The primary limitation of this study is that it was based on participants' self-reports of both their sleep patterns and dietary intake. As previously acknowledged, self-reported methods like questionnaires and journals are susceptible to inaccuracies in measurement and biases in recall (Lastella, et al., 2021). Athletes may tend to overestimate their sleep durations (Caia, et al., 2018).
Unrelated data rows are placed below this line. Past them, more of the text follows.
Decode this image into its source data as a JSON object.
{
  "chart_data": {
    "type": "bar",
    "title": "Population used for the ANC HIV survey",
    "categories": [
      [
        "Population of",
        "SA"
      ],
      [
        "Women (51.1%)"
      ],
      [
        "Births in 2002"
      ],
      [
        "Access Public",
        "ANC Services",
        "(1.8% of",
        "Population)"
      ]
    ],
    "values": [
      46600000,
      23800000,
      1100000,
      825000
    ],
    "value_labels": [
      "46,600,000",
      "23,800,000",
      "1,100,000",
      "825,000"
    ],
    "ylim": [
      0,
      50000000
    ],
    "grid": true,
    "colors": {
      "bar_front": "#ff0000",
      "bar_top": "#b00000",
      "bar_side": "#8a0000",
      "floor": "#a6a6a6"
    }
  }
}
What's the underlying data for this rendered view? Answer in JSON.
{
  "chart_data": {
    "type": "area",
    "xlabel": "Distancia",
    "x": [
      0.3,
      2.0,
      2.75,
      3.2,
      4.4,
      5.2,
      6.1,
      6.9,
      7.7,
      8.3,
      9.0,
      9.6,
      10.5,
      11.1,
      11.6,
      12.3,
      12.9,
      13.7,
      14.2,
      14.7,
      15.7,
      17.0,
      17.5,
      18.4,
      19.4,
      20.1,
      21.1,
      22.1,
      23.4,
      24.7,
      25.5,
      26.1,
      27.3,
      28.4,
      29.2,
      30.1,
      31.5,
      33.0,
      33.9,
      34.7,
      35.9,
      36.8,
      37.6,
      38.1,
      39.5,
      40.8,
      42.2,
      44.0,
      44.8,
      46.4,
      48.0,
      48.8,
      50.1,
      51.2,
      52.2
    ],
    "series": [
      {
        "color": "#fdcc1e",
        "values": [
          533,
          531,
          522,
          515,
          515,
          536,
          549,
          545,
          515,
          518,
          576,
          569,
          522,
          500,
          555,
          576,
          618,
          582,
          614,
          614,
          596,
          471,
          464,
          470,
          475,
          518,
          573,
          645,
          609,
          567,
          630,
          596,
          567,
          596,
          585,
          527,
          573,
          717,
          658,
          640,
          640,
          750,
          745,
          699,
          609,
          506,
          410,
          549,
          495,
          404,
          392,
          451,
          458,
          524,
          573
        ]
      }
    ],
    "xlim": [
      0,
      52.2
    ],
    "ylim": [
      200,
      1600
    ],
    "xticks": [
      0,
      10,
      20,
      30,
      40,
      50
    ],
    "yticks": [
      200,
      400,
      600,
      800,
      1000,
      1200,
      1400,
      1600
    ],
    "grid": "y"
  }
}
Nonetheless, self-report techniques are commonly utilized in athletic contexts due to their simplicity and cost-effectiveness in monitoring athletes, providing a reasonably comprehensive overview of the target population. Moreover, subjective sleep assessments often align with complaints and the pursuit of assistance (Dunican, et al., 2017). Future investigations exploring the potential impact of nutrition on enhancing athlete sleep should integrate both subjective and objective sleep measurement approaches. Another limitation is that stress and psychological factors were not evaluated in the study. The current limitations were identified during the pilot study of the research. These findings provide important findings that will shed light on future studies.
CONCLUSION
This research investigated the relationships between dietary intake and sleep quality among elite athletes from various sports disciplines. Data were gathered in-season, thus offering a real example of the interaction between nutrition and sleep during a crucial training period for these athletes. The results indicated a relationship between sleep quality and nutritional intake in elite athletes. However, further research is needed to investigate causality in this relationship. Future studies should aim to identify the effects of specific nutrient deficiencies on sleep quality and delve deeper into the interactions between sleep regulation and dietary strategies.